# What size is YOUR R3?



## jkcoda007 (Dec 18, 2006)

I am between sizes and having a hard time deciding. I am 6' and the calculator says I need a 56 but I know someone that is my height with a 58 and says it fits him better. What size is everyone else riding?


----------



## Kenacycle (May 28, 2006)

I am 5'11" and I ride a 58. I could and should according to calculations ride a 56, but I prefer a bigger size.


----------



## JustinTur (Mar 4, 2006)

*54*

@ 5'10". Had a 56 R2.5 and felt streched on it.


----------



## MG537 (Jul 25, 2006)

I am 6' and ride a 58. But don't take these figures as a given. It depends a lot on your leg size and various other factors.
Take a look at http://www.competitivecyclist.com/za/CCY?PAGE=FIT_CALCULATOR_INTRO. This is by far the most comprehensive site I've seen thus far on the web.
And if you decide to buy an R3, it is one sweet comfy ride. This coming from someone who used to ride a Softride.


----------



## jkcoda007 (Dec 18, 2006)

*Interesting...*

At 6', you are probably on the border of 56 and 58 like myself. I used that calculator and it determined that I would be best on a 56...but you are the third guy that I have heard that is riding a 58 at 6' tall. I am starting to wonder. There was one guy that is 6'2 and rides a 56 because he has longer legs and a shorter torso which is more in check with my body type so its safe to say...I am still undecided.

The crazy thing is the LBS only has a 56 in stock...no 58 to try.
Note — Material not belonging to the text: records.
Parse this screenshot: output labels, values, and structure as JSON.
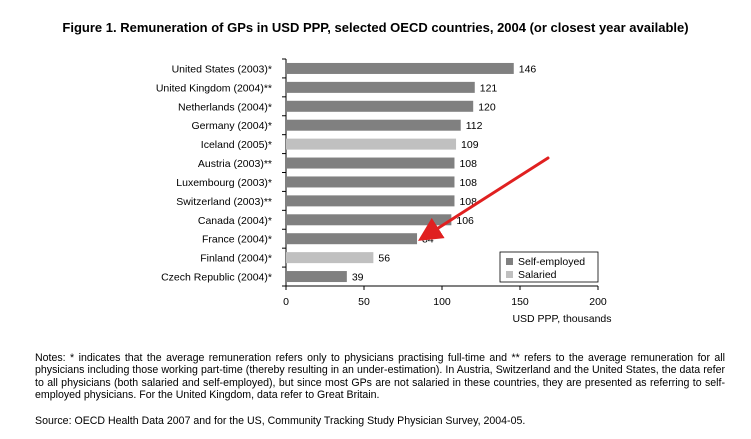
{
  "title": "Figure 1. Remuneration of GPs in USD PPP, selected OECD countries, 2004 (or closest year available)",
  "notes": "Notes: * indicates that the average remuneration refers only to physicians practising full-time and ** refers to the average remuneration for all physicians including those working part-time (thereby resulting in an under-estimation). In Austria, Switzerland and the United States, the data refer to all physicians (both salaried and self-employed), but since most GPs are not salaried in these countries, they are presented as referring to self-employed physicians. For the United Kingdom, data refer to Great Britain.",
  "source": "Source: OECD Health Data 2007 and for the US, Community Tracking Study Physician Survey, 2004-05.",
  "chart_data": {
    "type": "bar",
    "orientation": "horizontal",
    "categories": [
      "United States (2003)*",
      "United Kingdom (2004)**",
      "Netherlands (2004)*",
      "Germany (2004)*",
      "Iceland (2005)*",
      "Austria (2003)**",
      "Luxembourg (2003)*",
      "Switzerland (2003)**",
      "Canada (2004)*",
      "France (2004)*",
      "Finland (2004)*",
      "Czech Republic (2004)*"
    ],
    "values": [
      146,
      121,
      120,
      112,
      109,
      108,
      108,
      108,
      106,
      84,
      56,
      39
    ],
    "value_labels": [
      "146",
      "121",
      "120",
      "112",
      "109",
      "108",
      "108",
      "108",
      "106",
      "84",
      "56",
      "39"
    ],
    "bar_type": [
      "Self-employed",
      "Self-employed",
      "Self-employed",
      "Self-employed",
      "Salaried",
      "Self-employed",
      "Self-employed",
      "Self-employed",
      "Self-employed",
      "Self-employed",
      "Salaried",
      "Self-employed"
    ],
    "legend": [
      {
        "name": "Self-employed",
        "color": "#808080"
      },
      {
        "name": "Salaried",
        "color": "#c0c0c0"
      }
    ],
    "legend_position": "bottom-right",
    "xlabel": "USD PPP, thousands",
    "xlim": [
      0,
      200
    ],
    "xticks": [
      0,
      50,
      100,
      150,
      200
    ],
    "grid": false,
    "annotation": {
      "type": "red arrow",
      "points_to": "France (2004)*",
      "color": "#e02020"
    }
  }
}
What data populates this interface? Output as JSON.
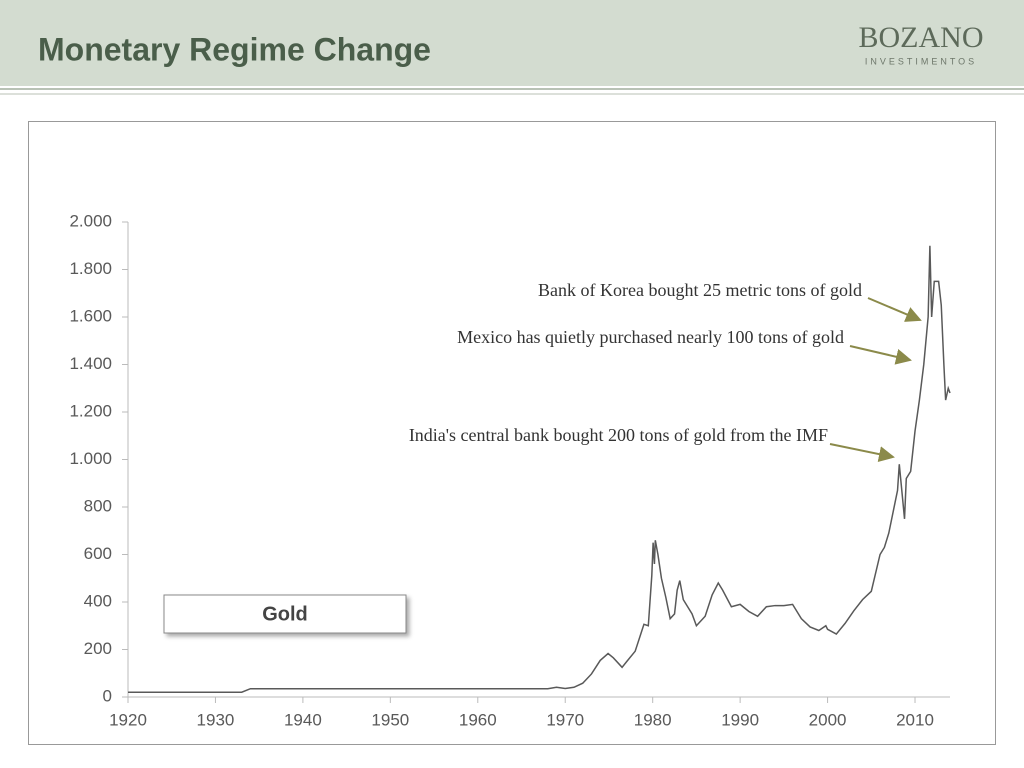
{
  "header": {
    "title": "Monetary Regime Change",
    "logo": "BOZANO",
    "logo_sub": "INVESTIMENTOS"
  },
  "chart_data": {
    "type": "line",
    "annotations": [
      "Bank of Korea bought 25 metric tons of gold",
      "Mexico has quietly purchased nearly 100 tons of gold",
      "India's central bank bought 200 tons of gold from the IMF"
    ],
    "x": [
      1920,
      1933,
      1934,
      1968,
      1969,
      1970,
      1971,
      1972,
      1973,
      1974,
      1974.9,
      1975.5,
      1976.5,
      1977,
      1978,
      1979,
      1979.5,
      1979.9,
      1980.05,
      1980.2,
      1980.3,
      1980.6,
      1981,
      1981.5,
      1982,
      1982.5,
      1982.8,
      1983.1,
      1983.5,
      1984,
      1984.5,
      1985,
      1985.5,
      1986,
      1986.8,
      1987.5,
      1988,
      1989,
      1990,
      1991,
      1992,
      1993,
      1994,
      1995,
      1996,
      1997,
      1998,
      1999,
      1999.8,
      2000,
      2001,
      2002,
      2003,
      2004,
      2005,
      2006,
      2006.5,
      2007,
      2008,
      2008.2,
      2008.8,
      2009,
      2009.5,
      2010,
      2010.5,
      2011,
      2011.5,
      2011.7,
      2011.9,
      2012.2,
      2012.7,
      2013,
      2013.3,
      2013.5,
      2013.8,
      2014
    ],
    "series": [
      {
        "name": "Gold",
        "color": "#595959",
        "values": [
          20,
          20,
          35,
          35,
          41,
          36,
          41,
          58,
          97,
          154,
          183,
          165,
          125,
          148,
          193,
          306,
          300,
          512,
          650,
          560,
          660,
          600,
          500,
          420,
          330,
          350,
          450,
          490,
          410,
          380,
          350,
          300,
          320,
          340,
          430,
          480,
          450,
          380,
          390,
          360,
          340,
          380,
          385,
          385,
          390,
          330,
          295,
          280,
          300,
          285,
          265,
          310,
          363,
          410,
          445,
          600,
          630,
          690,
          870,
          980,
          750,
          920,
          950,
          1120,
          1250,
          1400,
          1600,
          1900,
          1600,
          1750,
          1750,
          1650,
          1400,
          1250,
          1300,
          1280
        ]
      }
    ],
    "xlim": [
      1920,
      2014
    ],
    "ylim": [
      0,
      2000
    ],
    "xticks": [
      1920,
      1930,
      1940,
      1950,
      1960,
      1970,
      1980,
      1990,
      2000,
      2010
    ],
    "yticks": [
      0,
      200,
      400,
      600,
      800,
      {
        "value": 1000,
        "label": "1.000"
      },
      {
        "value": 1200,
        "label": "1.200"
      },
      {
        "value": 1400,
        "label": "1.400"
      },
      {
        "value": 1600,
        "label": "1.600"
      },
      {
        "value": 1800,
        "label": "1.800"
      },
      {
        "value": 2000,
        "label": "2.000"
      }
    ]
  }
}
Hmmmmmm...:idea:


----------



## MG537 (Jul 25, 2006)

You're quite right. When the LBS guy took my measurements I remember he came out with a figure like 57.1, but since there was no frame of that size we went with the 58.
We could've gone the other way too, meaning 56, with minor adjustments in stem size, handle bar height etc.
Keep in mind that these are centimeters we're talking about. 1 centimeter isn't even 1/2 inch. (1 inch = 2.54 centimeters). As long as he doesn't try to put you on 48 frame you should be OK. Everything else should be adjustable with different components.
Have fun choosing your new ride.


----------



## serious humour (Sep 29, 2007)

I'm 5'11" and am on a 56, with a lot of seatpost (I had to ditch the standard one and get a 330) but the stretch feels about right, though I'm not entirely convinced. I'd like to try a 58 as I think it might be a bit better.


----------



## gitoutdaway (Nov 28, 2007)

fww:
I've been reaserching this and everyone i have spoken with at shops across town recommend a 58 for me over a 56 or 61, and I am 6-6'1 with longish legs, the drop on a 56 would be excessive.


----------



## jkcoda007 (Dec 18, 2006)

*Decided..*

I did a small road test and tried a 58 and 56...but just felt more comfortable on the 56. I come from a mountain bike backround and have always liked my frames smaller. Not saying I should ride a 56 but I just feel more comfortable on it. I agree...an LBS in the area that had Cervelo Soloists in stock said I should be riding a 58...however he was 2 inches shorter than myself and said he road a 54 because he has a bad back/neck. I think it just goes to show...you can make anything really work for ya...its just what your comfortable with.


----------